Even quite commonplace money calculations involve equations that cannot be solved by 'exact' formulas. Let \(r\) be the interest rate. Then
\[
10000 r=250\left(1-\frac{1}{(1+r)^{60}}\right) .
\]
If we are going to work by hand, it is maybe worthwhile to simplify a bit to \(f(r)=0\) where
\[
f(r)=40 r+\frac{1}{(1+r)^{60}}-1
\]

and therefore
\[
f^{\prime}(r)=40-\frac{60}{(1+r)^{61}} .
\]
The Newton Method iteration is now easy to write down.
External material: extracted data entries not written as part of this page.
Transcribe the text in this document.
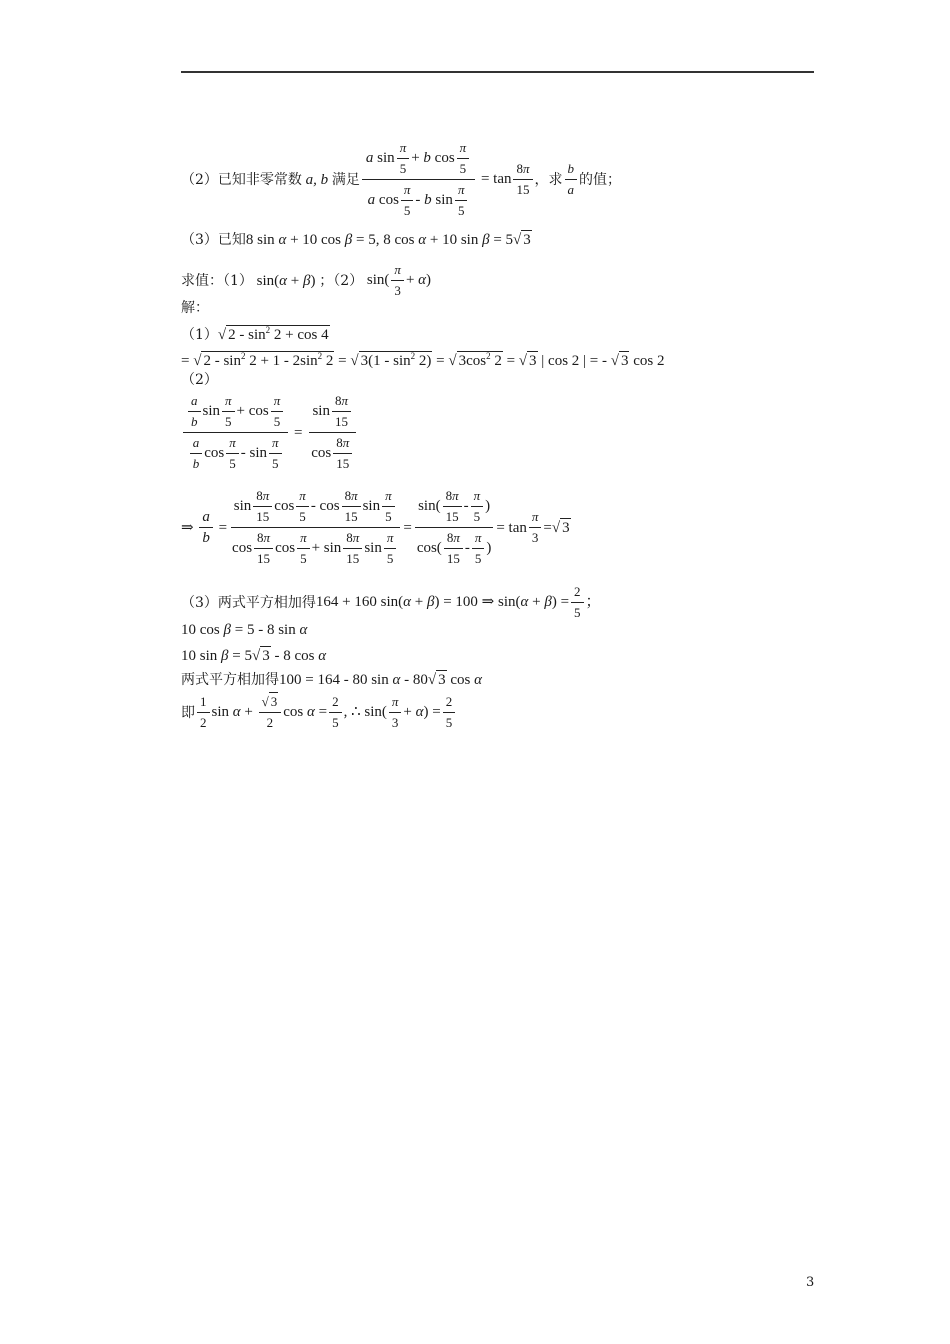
（2）已知非零常数 a, b 满足 $\frac{a \sin \frac{\pi}{5} + b \cos \frac{\pi}{5}}{a \cos \frac{\pi}{5} - b \sin \frac{\pi}{5}} = \tan \frac{8\pi}{15}$ ，求 $\frac{b}{a}$ 的值；
（3）已知8 sin α + 10 cos β = 5, 8 cos α + 10 sin β = 5√ 3
求值：（1） sin(α + β) ；（2） $\sin( \frac{\pi}{3} + \alpha)$
解：
（1）√ $2 - \sin^2 2 + \cos 4$
= √ $2 - \sin^2 2 + 1 - 2\sin^2$ 2 = √ $3(1 - \sin^2 2)$ = √ $3\cos^2$ 2 = √ 3 | cos 2 | = - √ 3 cos 2
（2）
$\frac{\frac{a}{b} \sin \frac{\pi}{5} + \cos \frac{\pi}{5}}{\frac{a}{b} \cos \frac{\pi}{5} - \sin \frac{\pi}{5}} = \frac{\sin \frac{8\pi}{15}}{\cos \frac{8\pi}{15}}$
⇒ $\frac{a}{b} = \frac{\sin \frac{8\pi}{15} \cos \frac{\pi}{5} - \cos \frac{8\pi}{15} \sin \frac{\pi}{5}}{\cos \frac{8\pi}{15} \cos \frac{\pi}{5} + \sin \frac{8\pi}{15} \sin \frac{\pi}{5}} = \frac{\sin( \frac{8\pi}{15} - \frac{\pi}{5} )}{\cos( \frac{8\pi}{15} - \frac{\pi}{5} )} = \tan \frac{\pi}{3}$ = √ 3
（3）两式平方相加得 164 + 160 sin(α + β) = 100 ⇒ $\sin(\alpha + \beta) = \frac{2}{5}$ ；
10 cos β = 5 - 8 sin α
10 sin β = 5√ 3 - 8 cos α
两式平方相加得100 = 164 - 80 sin α - 80√ 3 cos α
即 $\frac{1}{2}$ $\sin \alpha + \frac{√ 3}{2}$ $\cos \alpha = \frac{2}{5}$ , ∴ $\sin( \frac{\pi}{3} + \alpha) = \frac{2}{5}$
3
In raw form it is
\[
r_{n+1}=r_{n}-\frac{40 r_{n}+1 /\left(1+r_{n}\right)^{60}-1}{40-60 /\left(1+r_{n}\right)^{61}} .
\]
Compute. Particularly if we do the work by hand, it is helpful to make a good choice of \(r_{0}\). If the interest rate were \(2.5 \%\) a month, the monthly interest on \(\$ 10,000\) would be \(\$ 250\), and so with monthly payments of \(\$ 250\) we would never pay off the loan. So the monthly interest rate must have been substantially under \(2.5 \%\). A bit of fooling around suggests taking \(r_{0}=0.015\). We then find that \(r_{1}=0.014411839\), \(r_{2}=0.014394797\) and \(r_{3}=0.01439477\). This suggests that to four significant figures the monthly interest rate is \(1.439 \%\).